Die Frau nahm regelmäßig ein Medikament gegen Epilepsie ein. Bei der Frühschicht bemerkte sie, dass sie die Tabletten im Auto vergessen hatte. Sie ging dann mit Erlaubnis ihrer Vorgesetzten zu ihrem Auto, um die Tabletten zu holen. Auf dem Rückweg stürzte sie und brach sich das Handgelenk.
Die Berufsgenossenschaft lehnte es ab, den Sturz als Arbeitsunfall anzuerkennen. Das hat das LSG Berlin-Brandenburg - wie auch zuvor schon das SG Neuruppin - bestätigt (Urteil vom 26.09.2024 - L 21 U 40/21). Die Einnahme von Medikamenten gehöre nicht zu den arbeitsvertraglichen Pflichten, sondern sei dem nicht versicherten, persönlichen Lebensbereich zuzuordnen.
Zwar könne ein zum Versicherungsschutz führendes, überwiegendes betriebliches Interesse dann bestehen, wenn vergessene Gegenstände geholt würden, die zwingend benötigt werden, um die Arbeit fortzusetzen. Das habe das BSG etwa für das Holen einer Brille oder des Schlüssels für einen Spind bejaht oder den Weg zum Mittagessen während einer vollschichtigen beruflichen Tätigkeit.
Privates Handeln, da bloß abstraktes Risiko eines Anfalls
Ein solches zwingendes Erfordernis bestand hier laut LSG aber nicht: Hätte die Frau mit der Einnahme der Epilepsie-Tabletten bis zum Schichtende gewartet, wäre ihre Arbeitsfähigkeit nicht gefährdet gewesen. Dies habe der behandelnde Arzt mitgeteilt. Bestehe ein bloß abstraktes Risiko, dass es ohne die regelmäßige Einnahme der Tabletten während der Arbeitszeit zu einem Epilepsie-Anfall komme, liege die Einnahme vorrangig im privaten Interesse und damit im nicht versicherten Bereich.

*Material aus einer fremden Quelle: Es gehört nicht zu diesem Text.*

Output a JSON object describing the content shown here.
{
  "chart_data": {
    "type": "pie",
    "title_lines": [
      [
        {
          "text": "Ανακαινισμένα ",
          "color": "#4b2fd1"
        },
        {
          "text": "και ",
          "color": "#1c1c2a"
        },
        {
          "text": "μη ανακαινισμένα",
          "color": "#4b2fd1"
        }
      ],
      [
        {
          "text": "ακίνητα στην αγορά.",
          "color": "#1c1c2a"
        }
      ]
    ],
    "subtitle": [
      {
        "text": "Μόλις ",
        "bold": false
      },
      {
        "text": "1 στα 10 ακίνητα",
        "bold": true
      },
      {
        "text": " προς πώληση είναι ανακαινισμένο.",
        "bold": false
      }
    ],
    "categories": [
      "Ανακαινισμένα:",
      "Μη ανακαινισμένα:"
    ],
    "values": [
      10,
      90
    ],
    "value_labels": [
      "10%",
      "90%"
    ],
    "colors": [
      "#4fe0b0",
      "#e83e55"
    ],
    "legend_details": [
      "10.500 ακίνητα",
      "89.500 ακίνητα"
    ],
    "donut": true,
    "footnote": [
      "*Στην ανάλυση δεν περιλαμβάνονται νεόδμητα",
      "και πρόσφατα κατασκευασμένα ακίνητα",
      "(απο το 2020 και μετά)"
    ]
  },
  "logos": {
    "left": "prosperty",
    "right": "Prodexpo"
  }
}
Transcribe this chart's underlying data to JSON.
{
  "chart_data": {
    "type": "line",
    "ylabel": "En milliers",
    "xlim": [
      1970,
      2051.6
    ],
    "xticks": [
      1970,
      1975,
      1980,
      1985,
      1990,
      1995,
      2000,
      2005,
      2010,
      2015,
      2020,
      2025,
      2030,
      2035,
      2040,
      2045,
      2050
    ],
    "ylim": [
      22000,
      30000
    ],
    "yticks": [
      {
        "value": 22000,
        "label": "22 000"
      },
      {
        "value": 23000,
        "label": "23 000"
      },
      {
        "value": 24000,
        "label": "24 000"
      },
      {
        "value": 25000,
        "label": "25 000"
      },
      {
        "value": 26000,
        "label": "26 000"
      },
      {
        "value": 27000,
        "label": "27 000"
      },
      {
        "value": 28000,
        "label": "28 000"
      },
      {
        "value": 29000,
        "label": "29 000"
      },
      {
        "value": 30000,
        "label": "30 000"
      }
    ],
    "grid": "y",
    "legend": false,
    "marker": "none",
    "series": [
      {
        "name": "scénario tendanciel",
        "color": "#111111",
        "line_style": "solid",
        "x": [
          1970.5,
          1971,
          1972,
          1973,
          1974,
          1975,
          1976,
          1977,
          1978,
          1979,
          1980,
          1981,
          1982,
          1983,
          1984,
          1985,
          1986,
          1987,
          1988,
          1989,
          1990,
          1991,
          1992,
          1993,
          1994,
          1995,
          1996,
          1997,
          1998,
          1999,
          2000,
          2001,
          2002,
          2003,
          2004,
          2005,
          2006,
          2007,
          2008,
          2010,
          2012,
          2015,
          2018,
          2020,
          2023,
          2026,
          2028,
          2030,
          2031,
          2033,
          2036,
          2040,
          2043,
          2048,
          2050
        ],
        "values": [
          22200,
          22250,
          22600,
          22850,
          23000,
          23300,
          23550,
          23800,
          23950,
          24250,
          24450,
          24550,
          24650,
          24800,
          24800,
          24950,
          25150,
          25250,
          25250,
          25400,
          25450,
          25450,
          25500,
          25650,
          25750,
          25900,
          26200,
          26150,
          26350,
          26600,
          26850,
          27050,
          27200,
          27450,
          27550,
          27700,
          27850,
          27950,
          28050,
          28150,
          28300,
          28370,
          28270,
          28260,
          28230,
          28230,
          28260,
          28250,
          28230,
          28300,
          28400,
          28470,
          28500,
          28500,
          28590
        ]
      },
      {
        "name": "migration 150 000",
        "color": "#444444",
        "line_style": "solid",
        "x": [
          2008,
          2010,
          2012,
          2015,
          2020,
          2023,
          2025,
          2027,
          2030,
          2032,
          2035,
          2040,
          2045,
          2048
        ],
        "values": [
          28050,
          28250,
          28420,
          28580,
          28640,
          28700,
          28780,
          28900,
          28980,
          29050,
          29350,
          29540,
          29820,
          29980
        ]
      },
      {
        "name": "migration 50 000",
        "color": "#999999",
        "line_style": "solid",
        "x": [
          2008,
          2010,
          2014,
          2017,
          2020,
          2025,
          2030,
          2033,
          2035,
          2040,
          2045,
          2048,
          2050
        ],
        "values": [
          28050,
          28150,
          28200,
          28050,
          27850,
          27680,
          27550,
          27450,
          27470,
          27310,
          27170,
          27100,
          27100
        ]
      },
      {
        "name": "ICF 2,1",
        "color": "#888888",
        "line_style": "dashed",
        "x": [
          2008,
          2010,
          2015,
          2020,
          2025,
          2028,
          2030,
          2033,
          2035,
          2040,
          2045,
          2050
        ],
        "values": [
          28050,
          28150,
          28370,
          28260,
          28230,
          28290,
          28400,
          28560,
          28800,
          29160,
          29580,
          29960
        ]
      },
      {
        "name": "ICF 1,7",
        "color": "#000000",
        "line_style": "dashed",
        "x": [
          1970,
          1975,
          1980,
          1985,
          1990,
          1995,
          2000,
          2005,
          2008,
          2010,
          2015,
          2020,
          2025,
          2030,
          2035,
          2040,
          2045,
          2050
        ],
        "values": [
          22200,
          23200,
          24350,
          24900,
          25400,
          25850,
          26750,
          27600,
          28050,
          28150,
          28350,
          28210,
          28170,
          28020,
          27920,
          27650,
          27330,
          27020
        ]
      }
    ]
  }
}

Dass die Frau die Tabletten mit Erlaubnis ihrer Vorgesetzten holen gegangen sei, spiele keine Rolle. Die Vorgesetzte habe nicht ihr arbeitsvertragliches Weisungsrecht ausgeübt, sondern der Frau lediglich erlaubt, ihre Arbeit kurz zu unterbrechen, um einer privaten Besorgung nachzugehen, so das LSG.
Das Urteil ist noch nicht rechtskräftig. Der Senat hat die Revision nicht zugelassen. Die Näherin kann beim BSG die Zulassung der Revision beantragen.